The trial began recruiting in 2015 after a successful phase 2 trial yielded an overall survival benefit of 14.1 months. These results were released during a period in which sorafenib had few competitors.2

“I think the trial was designed a while ago. At this time, we only had sorafenib, but we now have a number of therapies in development,” said Kit Wong, MD, assistant professor in the department of medicine in the division of oncology at the University of Washington, Seattle.

Pexa-Vec is a modified vaccinia poxvirus, engineered to express granulocyte-macrophage colony-stimulating factor (GM-CSF), as is typical for many oncolytic viral therapies. Additionally, it has the thymidine kinase gene deleted, which theoretically should preferentially target cancer cells with mutated RAS or P53 genes.

So what may have been behind the failure of the phase 3 trial for this indication?

“Hepatocellular carcinoma [HCC] is a very challenging target; there’s been very little progress over the years.

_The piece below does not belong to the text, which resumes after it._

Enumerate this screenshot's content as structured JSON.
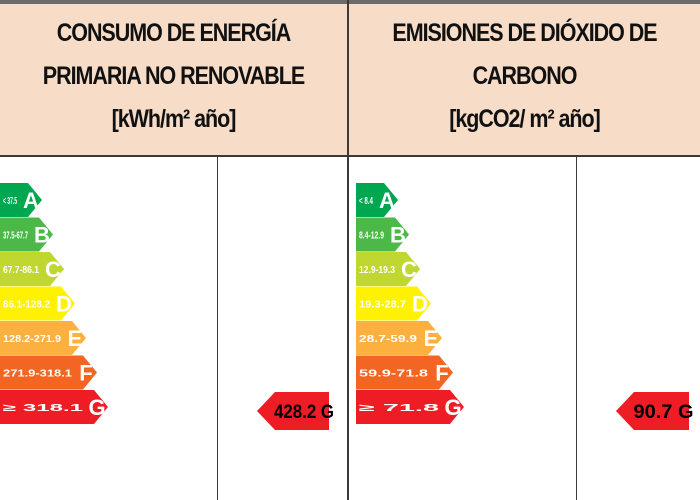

Patients are often diagnosed at a very late stage; no matter how great your therapy is, it is always going to be a challenge,” said Jennifer Altomonte, MD, principal investigator at Klinik und Poliklinik für Innere Medizin II, Munich, Germany. “If they’d focused on an easier target, they may have had better success with the therapy — but if it had worked, it would have provided a great benefit to patients,” she added.

“The liver is a very immunosuppressive environment; there are a lot of steps to create an immune response. In HCC, T cells highly express immunosuppressive markers … even though you are presenting all of these antigens, the immune environment and tumor environment suppresses an immune response,” said Dr Wong.